XXIII. En ce temps-là, Judas assiégeait les Syriens qui occupaient la citadelle. Pressés par la faim et manquant de tout, ils envoyèrent au roi des messagers pour demander du renfort. Eupator vint à leur secours avec cent vingt mille [fantassins] et vingt mille cavaliers que précédaient des éléphants, semant partout la terreur. Judas, alors, abandonna le siège pour marcher contre le roi et mit les Syriens en déroute dès la première rencontre. Eupator demanda la paix, mais il en usa traîtreusement et sa perfidie fut tout aussitôt châtiée. En effet, Démétrius — ce fils de Séleucus qui, ainsi que je l’ai dit plus haut, avait été livré en otage aux Romains — n’eut pas plus tôt appris la mort d’Antiochus [le Grand] qu’il demanda d’être renvoyé dans sa patrie; sa requête fut repoussée. Alors il s’enfuit de Rome secrètement, arriva bientôt en Syrie et s’empara du pouvoir suprême, après avoir tué le fils d’Antiochus [Eupator], lequel n’avait régné que dix-huit mois. C’est sous Démétrius que, pour la première fois, les Juifs sollicitèrent l’amitié et l’alliance du peuple romain. Leurs députés furent accueillis avec bienveillance, et un décret du Sénat leur accorda le titre d’amis et d’alliés. Pendant ce temps, les généraux de Démétrius poursuivirent la guerre contre Judas. L’armée syrienne fut commandée d’abord par un certain Bachide et par le Juif Alcime. Après eux, Nicanor, chargé de la conduite de la guerre, périt dans une bataille. Alors Bachide et Alcime, qui avaient repris leurs commandements et augmenté le nombre de leurs soldats, attaquèrent Judas. Dans cette rencontre, la victoire resta aux Syriens, qui en usèrent cruellement. Pour remplacer Judas, les Hébreux élirent son frère Jonathas. Sur ces entrefaites, Alcime, qui avait abominablement ravagé Jérusalem, mourut, et Bachide, privé de son collègue, s’en retourna vers le roi. Deux années plus tard, il portait de nouveau la guerre chez les Juifs; mais il fut vaincu et demanda la paix. Elle lui fut accordée, sous condition que les transfuges et les prisonniers seraient rendus, en même temps que tout le butin fait au cours de la guerre.

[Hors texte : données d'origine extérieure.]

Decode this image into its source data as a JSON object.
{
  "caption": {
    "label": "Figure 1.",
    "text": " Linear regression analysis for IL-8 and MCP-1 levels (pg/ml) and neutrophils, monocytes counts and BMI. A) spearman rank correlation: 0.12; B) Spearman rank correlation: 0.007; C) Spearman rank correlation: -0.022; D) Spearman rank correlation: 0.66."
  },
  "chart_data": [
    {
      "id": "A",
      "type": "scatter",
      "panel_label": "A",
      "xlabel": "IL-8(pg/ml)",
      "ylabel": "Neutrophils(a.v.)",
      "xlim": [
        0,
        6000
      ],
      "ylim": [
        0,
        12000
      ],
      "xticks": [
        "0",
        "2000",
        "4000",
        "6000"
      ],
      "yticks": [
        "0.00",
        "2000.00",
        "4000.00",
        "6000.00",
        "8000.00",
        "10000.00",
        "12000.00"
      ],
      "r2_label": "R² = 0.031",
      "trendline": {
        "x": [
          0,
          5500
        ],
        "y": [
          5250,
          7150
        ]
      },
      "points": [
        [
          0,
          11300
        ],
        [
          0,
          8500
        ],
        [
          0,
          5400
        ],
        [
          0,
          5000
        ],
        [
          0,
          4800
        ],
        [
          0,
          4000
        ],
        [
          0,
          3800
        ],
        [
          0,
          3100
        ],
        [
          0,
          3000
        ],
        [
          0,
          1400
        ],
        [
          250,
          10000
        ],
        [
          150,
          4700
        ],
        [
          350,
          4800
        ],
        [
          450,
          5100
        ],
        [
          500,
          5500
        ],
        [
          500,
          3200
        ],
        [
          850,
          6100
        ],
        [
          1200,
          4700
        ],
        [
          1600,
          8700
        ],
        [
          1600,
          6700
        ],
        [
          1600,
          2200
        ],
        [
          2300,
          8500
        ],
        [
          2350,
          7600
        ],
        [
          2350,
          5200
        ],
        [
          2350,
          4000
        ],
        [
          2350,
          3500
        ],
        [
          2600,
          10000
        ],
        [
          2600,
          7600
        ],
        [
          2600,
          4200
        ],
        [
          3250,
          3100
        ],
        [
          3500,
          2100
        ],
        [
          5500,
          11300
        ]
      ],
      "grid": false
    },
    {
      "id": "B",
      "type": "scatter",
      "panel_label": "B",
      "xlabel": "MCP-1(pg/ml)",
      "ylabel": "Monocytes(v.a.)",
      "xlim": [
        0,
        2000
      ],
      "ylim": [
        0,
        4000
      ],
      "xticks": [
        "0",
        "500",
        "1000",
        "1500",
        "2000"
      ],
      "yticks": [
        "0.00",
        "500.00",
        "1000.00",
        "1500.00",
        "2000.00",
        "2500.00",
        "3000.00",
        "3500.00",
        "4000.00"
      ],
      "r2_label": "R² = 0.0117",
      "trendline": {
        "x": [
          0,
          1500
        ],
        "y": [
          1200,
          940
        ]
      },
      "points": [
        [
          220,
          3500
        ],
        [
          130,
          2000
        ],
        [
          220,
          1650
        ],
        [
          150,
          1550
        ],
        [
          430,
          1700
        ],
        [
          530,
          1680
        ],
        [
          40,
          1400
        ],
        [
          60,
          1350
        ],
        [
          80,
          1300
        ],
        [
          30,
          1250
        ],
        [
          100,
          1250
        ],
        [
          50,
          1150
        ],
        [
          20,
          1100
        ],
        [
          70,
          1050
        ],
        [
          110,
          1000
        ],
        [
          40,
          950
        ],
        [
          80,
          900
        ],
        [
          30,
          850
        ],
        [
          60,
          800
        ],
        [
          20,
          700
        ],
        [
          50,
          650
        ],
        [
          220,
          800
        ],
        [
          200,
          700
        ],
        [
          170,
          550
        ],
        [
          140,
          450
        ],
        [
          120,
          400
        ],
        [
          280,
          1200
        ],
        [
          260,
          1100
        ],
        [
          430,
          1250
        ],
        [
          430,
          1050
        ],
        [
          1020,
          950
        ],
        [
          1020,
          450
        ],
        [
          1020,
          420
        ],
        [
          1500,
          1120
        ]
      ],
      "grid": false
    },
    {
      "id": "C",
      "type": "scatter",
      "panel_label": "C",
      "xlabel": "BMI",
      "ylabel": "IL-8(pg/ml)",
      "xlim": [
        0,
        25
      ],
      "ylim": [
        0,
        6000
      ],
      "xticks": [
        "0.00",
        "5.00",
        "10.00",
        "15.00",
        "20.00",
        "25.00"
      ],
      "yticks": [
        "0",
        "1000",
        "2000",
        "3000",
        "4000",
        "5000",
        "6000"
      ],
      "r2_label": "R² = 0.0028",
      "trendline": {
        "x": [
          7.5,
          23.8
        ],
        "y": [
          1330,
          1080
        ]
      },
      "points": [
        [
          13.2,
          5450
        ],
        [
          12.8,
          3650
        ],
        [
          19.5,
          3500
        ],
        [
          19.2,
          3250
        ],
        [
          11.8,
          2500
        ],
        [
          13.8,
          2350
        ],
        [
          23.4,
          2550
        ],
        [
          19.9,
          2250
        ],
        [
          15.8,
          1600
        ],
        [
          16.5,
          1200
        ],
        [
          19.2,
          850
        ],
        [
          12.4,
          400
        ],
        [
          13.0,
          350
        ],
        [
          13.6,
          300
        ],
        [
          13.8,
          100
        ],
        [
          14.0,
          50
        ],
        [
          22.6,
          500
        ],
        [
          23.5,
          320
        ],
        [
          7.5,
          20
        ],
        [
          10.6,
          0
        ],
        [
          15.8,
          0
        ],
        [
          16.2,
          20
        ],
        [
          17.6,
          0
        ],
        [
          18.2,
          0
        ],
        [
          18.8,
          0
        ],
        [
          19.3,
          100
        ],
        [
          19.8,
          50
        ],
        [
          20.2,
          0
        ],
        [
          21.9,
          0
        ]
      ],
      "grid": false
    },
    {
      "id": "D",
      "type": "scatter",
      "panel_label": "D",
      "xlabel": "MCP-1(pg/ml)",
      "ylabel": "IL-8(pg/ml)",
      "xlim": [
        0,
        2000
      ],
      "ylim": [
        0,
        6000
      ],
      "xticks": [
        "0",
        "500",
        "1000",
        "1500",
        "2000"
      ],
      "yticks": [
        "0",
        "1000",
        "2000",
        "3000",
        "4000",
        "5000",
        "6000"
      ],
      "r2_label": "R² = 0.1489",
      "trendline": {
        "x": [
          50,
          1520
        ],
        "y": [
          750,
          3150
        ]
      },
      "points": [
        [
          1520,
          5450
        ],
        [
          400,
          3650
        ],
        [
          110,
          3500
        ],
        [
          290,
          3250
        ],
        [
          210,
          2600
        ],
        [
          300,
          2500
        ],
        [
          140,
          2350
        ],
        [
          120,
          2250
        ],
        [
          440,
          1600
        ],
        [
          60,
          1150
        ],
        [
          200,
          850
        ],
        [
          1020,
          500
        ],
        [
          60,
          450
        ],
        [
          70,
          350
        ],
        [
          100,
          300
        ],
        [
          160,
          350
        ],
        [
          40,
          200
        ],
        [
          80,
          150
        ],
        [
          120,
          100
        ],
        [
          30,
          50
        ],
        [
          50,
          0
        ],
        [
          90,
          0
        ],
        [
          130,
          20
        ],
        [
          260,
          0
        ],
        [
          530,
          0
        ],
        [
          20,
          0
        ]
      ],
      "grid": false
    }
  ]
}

XXIV. Pendant que ces événements s’accomplissaient en Judée, un certain jeune homme élevé à Rhodes, appelé Alexandre, et se disant fils d’Antiochus, ce qui était faux, vint en Syrie avec une armée que soutenaient les ressources de Ptolémée, roi d’Alexandrie. Il vainquit et fit tuer Démétrius, qui avait régné douze ans. Avant la bataille, cet Alexandre s’était attaché Jonathas par un traité et lui avait fait don d’une robe de pourpre et des insignes royaux. Jonathas, en échange, lui fournit des troupes auxiliaires et fut le premier à le féliciter après la défaite de Démétrius. Dans la suite, d’ailleurs, Alexandre resta fidèle à cette alliance, et, pendant les cinq années que dura son règne, les Juifs jouirent de la paix. Or, [Démétrius], fils de Démétrius, qui s’était réfugié en Crète à la mort de son père, poussé par Lasthénès, général des Crétois, songea à reconquérir le trône paternel; seulement, ses ressources étant insuffisantes, il implora l’appui de Ptolémée Philométor, roi d’Égypte, beau-père d’Alexandre, mais que son gendre haïssait. Ptolémée, bien moins sensible à ses prières qu’à l’espoir de s’emparer de la Syrie, unit son armée aux troupes du [jeune] Démétrius, à qui il donna en même temps sa fille, déjà mariée à Alexandre. Celui-ci leur livre bataille; pendant l’action, Ptolémée est tué, mais Alexandre est vaincu et peu après mis à mort. Il avait régné cinq années, ou peut-être neuf, comme je l’ai lu dans plusieurs auteurs.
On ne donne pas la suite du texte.